Es que había al menos seis personas adentro de la tintorería: un planchador, un lavador, dos mujeres en el mostrador y la dueña y su hija en la oficina. ¿Alguien puede ayudarme?, suplica. Médicos tratan de tranquilizarlo y le sugieren que acuda al Ministerio Público a reportar a sus compañeros. Responde que no. Prefiere quedarse y pregunta cómo puede ayudar a remover escombros.
A unos metros, otro edificio sobre el Eje de Zapata, está en pie pero parece dañado. Las familias desalojadas miran su vivienda. No sé qué vamos a hacer. Perdimos todo, dice una señora sentada en la acera.
A unas calles de ahí, en Saratoga 714, un edificio de cuatro pisos parece de tres. La planta baja y el primer piso quedaron comprimidos. Aseguran que hay una persona viva. Llega una brigada de rescate y después otra y por más gritos de ¿Me escuchan?, no reciben respuesta. Los vecinos insisten en que hay una sobreviviente. Nadie puede confirmarlo en ese edificio que amenaza venirse abajo.
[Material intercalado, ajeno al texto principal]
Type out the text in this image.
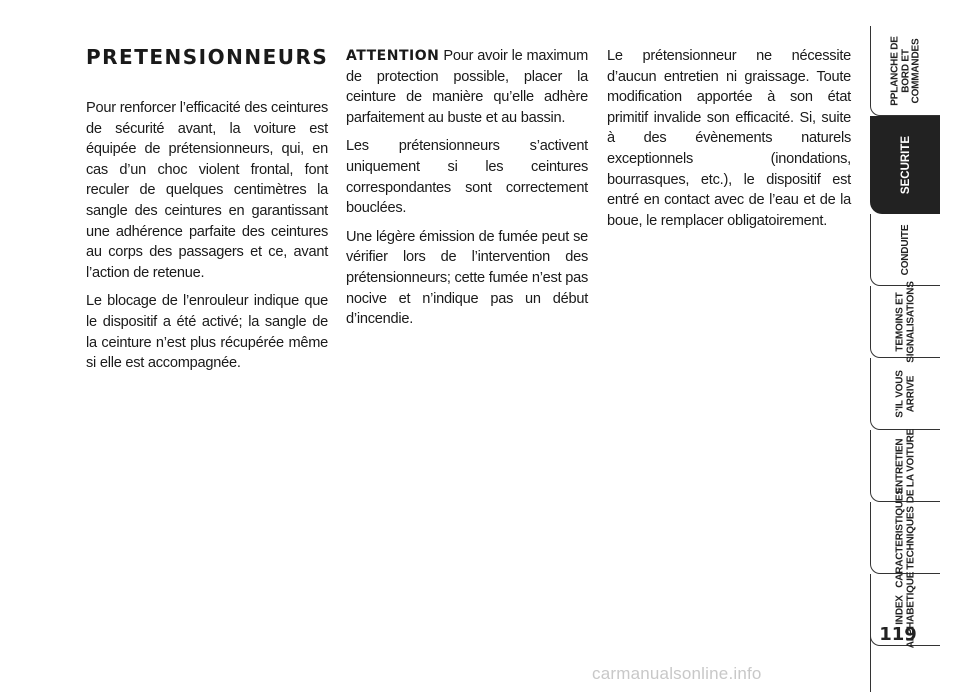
PRETENSIONNEURS

Pour renforcer l’efficacité des ceintures de sécurité avant, la voiture est équipée de prétensionneurs, qui, en cas d’un choc violent frontal, font reculer de quelques centimètres la sangle des ceintures en garantissant une adhérence parfaite des ceintures au corps des passagers et ce, avant l’action de retenue.

Le blocage de l’enrouleur indique que le dispositif a été activé; la sangle de la ceinture n’est plus récupérée même si elle est accompagnée.

ATTENTION Pour avoir le maximum de protection possible, placer la ceinture de manière qu’elle adhère parfaitement au buste et au bassin.

Les prétensionneurs s’activent uniquement si les ceintures correspondantes sont correctement bouclées.

Une légère émission de fumée peut se vérifier lors de l’intervention des prétensionneurs; cette fumée n’est pas nocive et n’indique pas un début d’incendie.

Le prétensionneur ne nécessite d’aucun entretien ni graissage. Toute modification apportée à son état primitif invalide son efficacité. Si, suite à des évènements naturels exceptionnels (inondations, bourrasques, etc.), le dispositif est entré en contact avec de l’eau et de la boue, le remplacer obligatoirement.

PPLANCHE DE
BORD ET
COMMANDES
SECURITE
CONDUITE
TEMOINS ET
SIGNALISATIONS
S’IL VOUS
ARRIVE
ENTRETIEN
DE LA VOITURE
CARACTERISTIQUES
TECHNIQUES
INDEX
ALPHABETIQUE
119
carmanualsonline.info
Afuera, Bernardo Bruce, un hombre de 67 años, vestido con bermudas y sandalias, tiene un brazo vendado y su mujer, Guadalupe Hernández, de 72, tiene la cabeza envuelta y la ropa con manchas de sangre.
Estábamos echando la hueva, dice todavía sonriendo Bernardo; ni oímos la alarma, sólo de pronto la sacudida. Salí de mi recámara al pasillo para ver a mi esposa, pero se nos vinieron encima las paredes. Sentimos como unos sentones de cómo nos hundíamos.
El edificio quedó inaccesible, cruzaron el departamento hasta un hoyo en la cocina. Ahí esperaron casi media hora; los albañiles de la construcción aledaña pusieron escaleras y empezaron a evacuarlos por los escombros.
Yo vivo ahí, en el tercer piso, que ahora es segundo, señala Bernardo: bueno, vivía, porque ya no me quedó nada.